Conversely, selling complex solutions into complex environments will provide an opportunity for salespeople to be more successful than they’ve ever been.  

Thoughts to consider: 

  • Learn basic AI tools to become more efficient. Some basic tools like ChatGPT and Copilot can provide content for emails, presentation decks, and LinkedIn posts, saving hours per week. I am not suggesting blindly using these templates but allow the tools to get you started and then tailor the final piece. 
  • Differentiate yourself by not being artificial. Everyone has noticed an overwhelming number of emails that have been generated by AI dropping into our inboxes. While these emails are annoying, they are creating an elevated value in authentic communication. Your personal touch will go much further in the future than it did a few years ago. 
  • You can’t be authentic to everyone, so target the right accounts and prospects. Create a finite list of accounts. Get deep into these accounts. Let your competition stay shallow by sending untailored messages to their thousands of prospects. 


4. Great salespeople will be good marketers. As customers continue to use technology to gather information, they will be even more resistant to meeting with salespeople. To get an audience with potential customers, salespeople will have to create an attractive brand for themselves. Customers will not meet with salespeople unless they’re well-known as being subject matter experts. If a salesperson is not a well-known SME, they’ll be relegated to competing on price later in the process. 

Thoughts to consider: 

  • Focus on one or a few vertical markets. As security technology evolves, customers are becoming more interested in a salesperson’s knowledge of their specific industry than their knowledge of access control or video.

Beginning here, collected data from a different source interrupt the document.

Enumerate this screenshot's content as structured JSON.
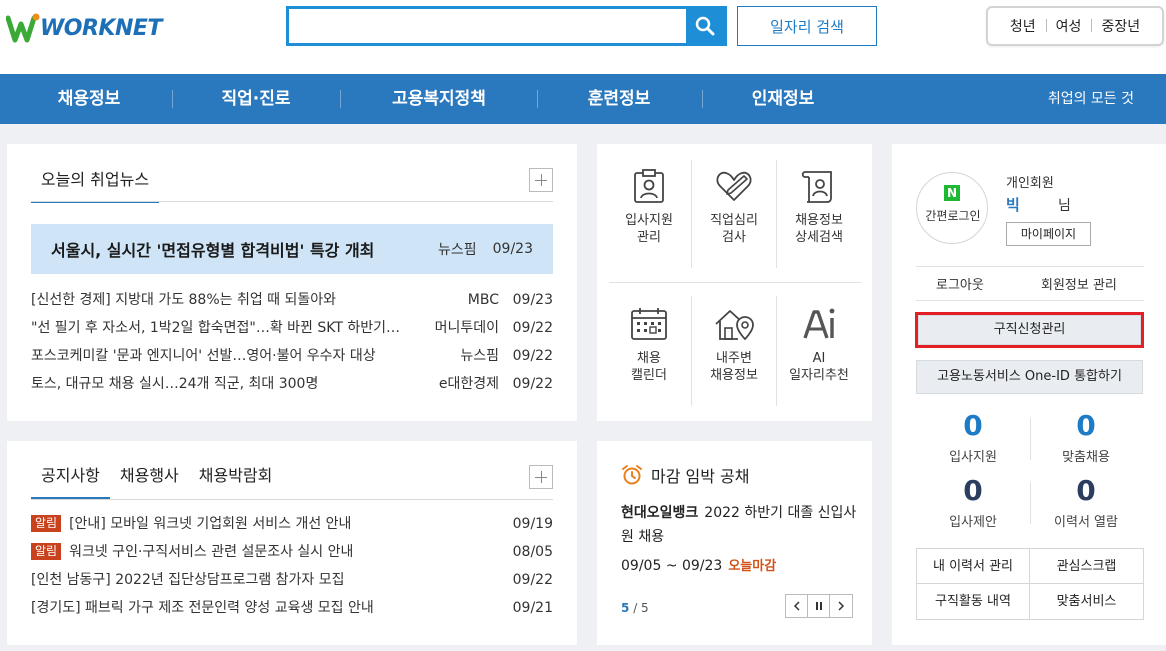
{
  "header": {
    "logo_text": "WORKNET",
    "search_placeholder": "",
    "job_search_label": "일자리 검색",
    "quick_links": [
      "청년",
      "여성",
      "중장년"
    ]
  },
  "gnb": {
    "items": [
      "채용정보",
      "직업·진로",
      "고용복지정책",
      "훈련정보",
      "인재정보"
    ],
    "right_link": "취업의 모든 것"
  },
  "news": {
    "title": "오늘의 취업뉴스",
    "headline": {
      "text": "서울시, 실시간 '면접유형별 합격비법' 특강 개최",
      "source": "뉴스핌",
      "date": "09/23"
    },
    "items": [
      {
        "text": "[신선한 경제] 지방대 가도 88%는 취업 때 되돌아와",
        "source": "MBC",
        "date": "09/23"
      },
      {
        "text": "\"선 필기 후 자소서, 1박2일 합숙면접\"…확 바뀐 SKT 하반기…",
        "source": "머니투데이",
        "date": "09/22"
      },
      {
        "text": "포스코케미칼 '문과 엔지니어' 선발…영어·불어 우수자 대상",
        "source": "뉴스핌",
        "date": "09/22"
      },
      {
        "text": "토스, 대규모 채용 실시…24개 직군, 최대 300명",
        "source": "e대한경제",
        "date": "09/22"
      }
    ]
  },
  "notice": {
    "tabs": [
      "공지사항",
      "채용행사",
      "채용박람회"
    ],
    "badge_label": "알림",
    "items": [
      {
        "badge": true,
        "text": "[안내] 모바일 워크넷 기업회원 서비스 개선 안내",
        "date": "09/19"
      },
      {
        "badge": true,
        "text": "워크넷 구인·구직서비스 관련 설문조사 실시 안내",
        "date": "08/05"
      },
      {
        "badge": false,
        "text": "[인천 남동구] 2022년 집단상담프로그램 참가자 모집",
        "date": "09/22"
      },
      {
        "badge": false,
        "text": "[경기도] 패브릭 가구 제조 전문인력 양성 교육생 모집 안내",
        "date": "09/21"
      }
    ]
  },
  "quick_menu": [
    {
      "label": "입사지원\n관리",
      "icon": "clipboard-user-icon"
    },
    {
      "label": "직업심리\n검사",
      "icon": "heart-pencil-icon"
    },
    {
      "label": "채용정보\n상세검색",
      "icon": "scroll-user-icon"
    },
    {
      "label": "채용\n캘린더",
      "icon": "calendar-icon"
    },
    {
      "label": "내주변\n채용정보",
      "icon": "house-pin-icon"
    },
    {
      "label": "AI\n일자리추천",
      "icon": "ai-icon"
    }
  ],
  "deadline": {
    "title": "마감 임박 공채",
    "company": "현대오일뱅크",
    "description": "2022 하반기 대졸 신입사원 채용",
    "period": "09/05 ~ 09/23",
    "tag": "오늘마감",
    "page_current": "5",
    "page_total": "/ 5"
  },
  "user": {
    "naver_letter": "N",
    "naver_label": "간편로그인",
    "member_type": "개인회원",
    "name": "빅",
    "honorific": "님",
    "mypage_label": "마이페이지",
    "logout_label": "로그아웃",
    "member_info_label": "회원정보 관리",
    "job_request_label": "구직신청관리",
    "oneid_label": "고용노동서비스 One-ID 통합하기",
    "stats": [
      {
        "value": "0",
        "label": "입사지원"
      },
      {
        "value": "0",
        "label": "맞춤채용"
      },
      {
        "value": "0",
        "label": "입사제안"
      },
      {
        "value": "0",
        "label": "이력서 열람"
      }
    ],
    "menu": [
      "내 이력서 관리",
      "관심스크랩",
      "구직활동 내역",
      "맞춤서비스"
    ]
  },
  "colors": {
    "primary": "#2a78be",
    "search_border": "#1e8ed6",
    "stat_blue": "#1e7bc6",
    "stat_navy": "#2c3e60",
    "alert_badge": "#c8421e",
    "deadline_tag": "#d2531a",
    "highlight_box": "#e31f26"
  }
}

It’s impossible to become known as an expert in many markets, so focus on one or a few that you are selling. 
  • Speak at as many industry events as possible. There is no other act that presents an image of expertise than speaking in public.  
  • Use social media to teach your audience, not to promote yourself. Consequently, you’ll be promoting yourself in the right way. 

In conclusion, there are some threats in our future, but for those willing to adapt and devote time to becoming better at their craft, there are vastly more opportunities.